第2話 -1-

文字数 657文字

『はーい、本日も始まりました。土野小波のツチノコにょっき☆にょき。皆さん、お元気ですか。土野小波です。それではオープニングナンバーです。わたくし土野小波で【マボロシクリーチャー】』
 キーボードを小気味よくたたいていた仁志は「……違う」とつぶやいた。周りのスタッフもヘッドフォンを着用し、それぞれの音声に没頭しているので気がつかない。
 ペンタゴン煎餅をかじっていた上原だけが、そのつぶやきを拾い、仁志を訝しむ。
 仁志のタイピングは速い。
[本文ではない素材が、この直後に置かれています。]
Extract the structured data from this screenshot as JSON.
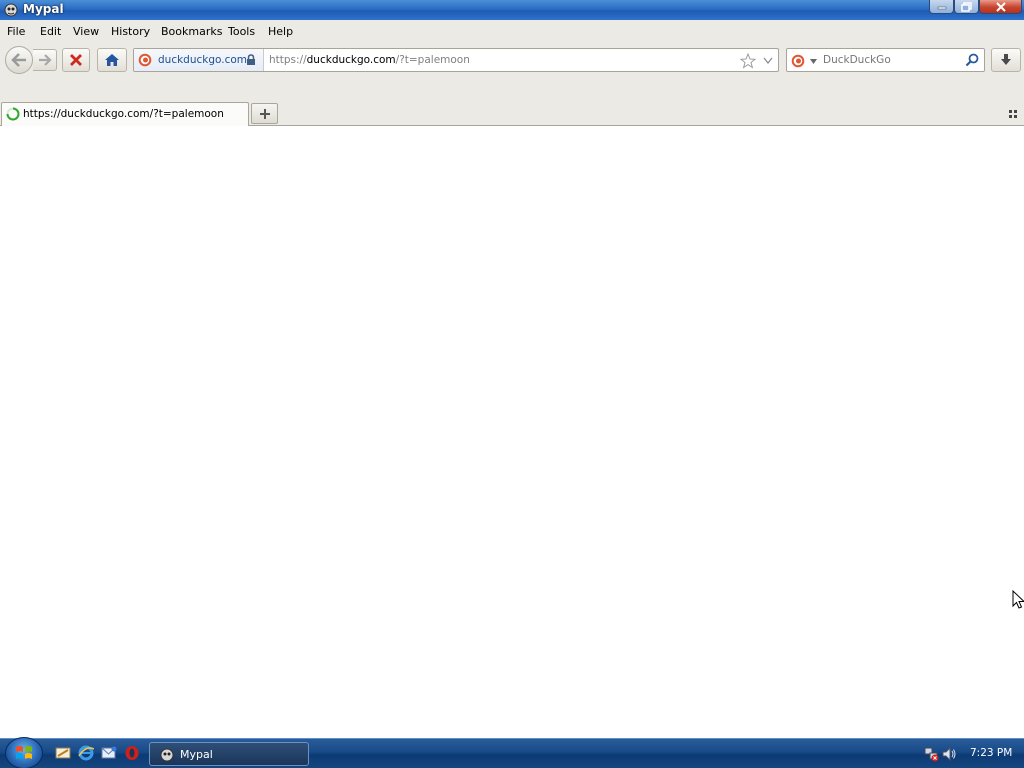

無駄なく正確に大きな音を立てることなく……が、常だったのだが、今日ばかりは「違う、違う、違う!」というつぶやきが叫びになるのと同様に、タイピング音も激しさを増していった。さすがにスタッフたちも、なんだなんだという表情で仁志を窺う。
「仁志! やめなさいっ! キーボードが壊れるっ!」
 仁志の様子というより備品を心配する上原は声を荒げた。それでも止まらない仁志のヘッドフォンを、奥村は背後から無理やりひったくった。
「なにをする!」
「そりゃ、こっちの台詞だっつーの! なに興奮してんだよ。推しアイドルのラジオ音声担当して舞いあがるのはわかるけどさ」
「俺はドルオタじゃない!」
「わかったわかった。じゃあなんで乱れてんだよ。いっつもクール属性なくせに」
 ぐっと黙りこんだ仁志を見かねて、上原が「応接室行こっか」とうながす。あまり騒ぎたてては、ほかのスタッフの作業効率も落ちると踏んだのだろう。
 やれやれと腰を落ちつけようとした奥村だったが、上原に「来い」と短く命じられて断るすべはなかった。